Word is that the real head of food safety right now is the FDA’s Food Safety Advisor Michael Taylor. He has been involved with Team Obama going back to the transition and is himself a former FSIS leader. He’s known among progressives more for his status as a former Monsanto executive than for his food safety reforms while FSIS head — though some have argued that he made real attempts in the past to improve safety at slaughterhouses. And his “shadow leadership” of national food safety might explain the reference in the Food News piece to the President’s Food Safety Working Group, which Taylor unofficially leads. While you can game out a scenario where the administration unofficially unifies food safety under one roof (as many advocates prefer) through the PFSWG with Taylor as its unofficial head, it may not be enough to ensure meaningful reform. The main indication we have of the Working Group’s intentions — its recent “Key Findings” report [PDF] — spent little time discussing changes to dangerous meat industry practices like high line speeds and low staffing levels and unionization rates or to inspection frequency and intensity. Instead it spent lots of time talking about general improvements to procedures and tracking.

But then, Congress has been surprisingly slow to act on food safety issues, too — there are only now indications that the Senate’s HELP Committee may hold a hearing on the subject later this month.

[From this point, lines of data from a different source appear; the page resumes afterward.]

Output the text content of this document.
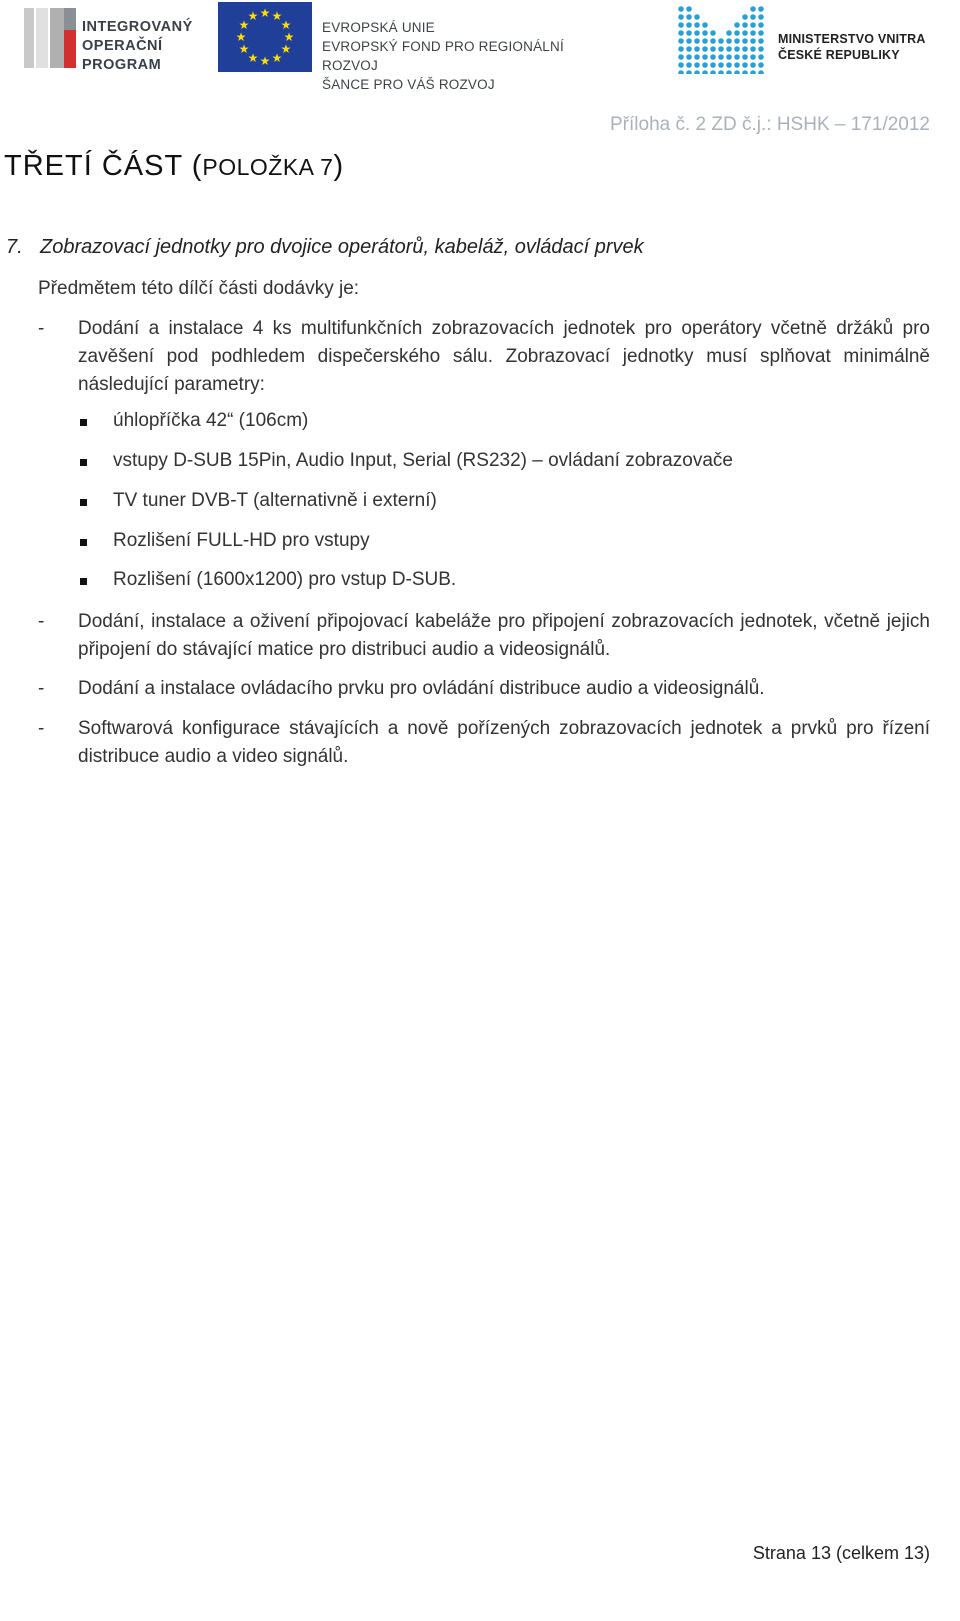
INTEGROVANÝ
OPERAČNÍ
PROGRAM
★ ★
★
★
★
★
★
★
★
★
★
★
EVROPSKÁ UNIE
EVROPSKÝ FOND PRO REGIONÁLNÍ ROZVOJ
ŠANCE PRO VÁŠ ROZVOJ
MINISTERSTVO VNITRA
ČESKÉ REPUBLIKY
Příloha č. 2 ZD č.j.: HSHK – 171/2012
TŘETÍ ČÁST (POLOŽKA 7)
7. Zobrazovací jednotky pro dvojice operátorů, kabeláž, ovládací prvek
Předmětem této dílčí části dodávky je:
-	Dodání a instalace 4 ks multifunkčních zobrazovacích jednotek pro operátory včetně držáků pro zavěšení pod podhledem dispečerského sálu. Zobrazovací jednotky musí splňovat minimálně následující parametry:
úhlopříčka 42“ (106cm)
vstupy D-SUB 15Pin, Audio Input, Serial (RS232) – ovládaní zobrazovače
TV tuner DVB-T (alternativně i externí)
Rozlišení FULL-HD pro vstupy
Rozlišení (1600x1200) pro vstup D-SUB.
-	Dodání, instalace a oživení připojovací kabeláže pro připojení zobrazovacích jednotek, včetně jejich připojení do stávající matice pro distribuci audio a videosignálů.
-	Dodání a instalace ovládacího prvku pro ovládání distribuce audio a videosignálů.
-	Softwarová konfigurace stávajících a nově pořízených zobrazovacích jednotek a prvků pro řízení distribuce audio a video signálů.
Strana 13 (celkem 13)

All of this paralysis is probably due in part to the realization in Washington that Big Meat is indeed standing in the way of reform and will never be a true good-faith partner. Just think about the industry’s furious resistance to something as basic and common-sense as mandating testing of ground beef ingredients. How on earth will they accept the significant steps required to fix the problems. If the appearance by the head of the American Meat Institute Patrick Boyle on Larry King Live was any indication, they don’t even accept that there are any problems in the first place.

And there’s really no one in a position of power willing or interested in taking on the meat behemoths like Smithfield Foods, Tyson Foods, or JBS (which just got federal blessing to get even bigger). Fixing food safety necessarily involves moving in direct opposition to industry desires, not finding some middle ground that allows it to continue more or less with business as usual. So it’s no wonder that the administration is moving so slowly. In almost all areas, President Obama, for all his gifts, has shown a strong desire to avoid conflict at all costs and has shown no appetite for pointing a finger at adversaries. Rather, he continues, as psychologist and political consultant Drew Westen put it, to demonstrate a “steadfast refusal either to call out his opponents by name or to tell the story of how we got into any of the messes we’re in.” The administration appears to be searching for a path to success through industry collaboration. Collaboration has another meaning, of course — cooperating with the enemy. The Obama administration would, I think, do well to remember that.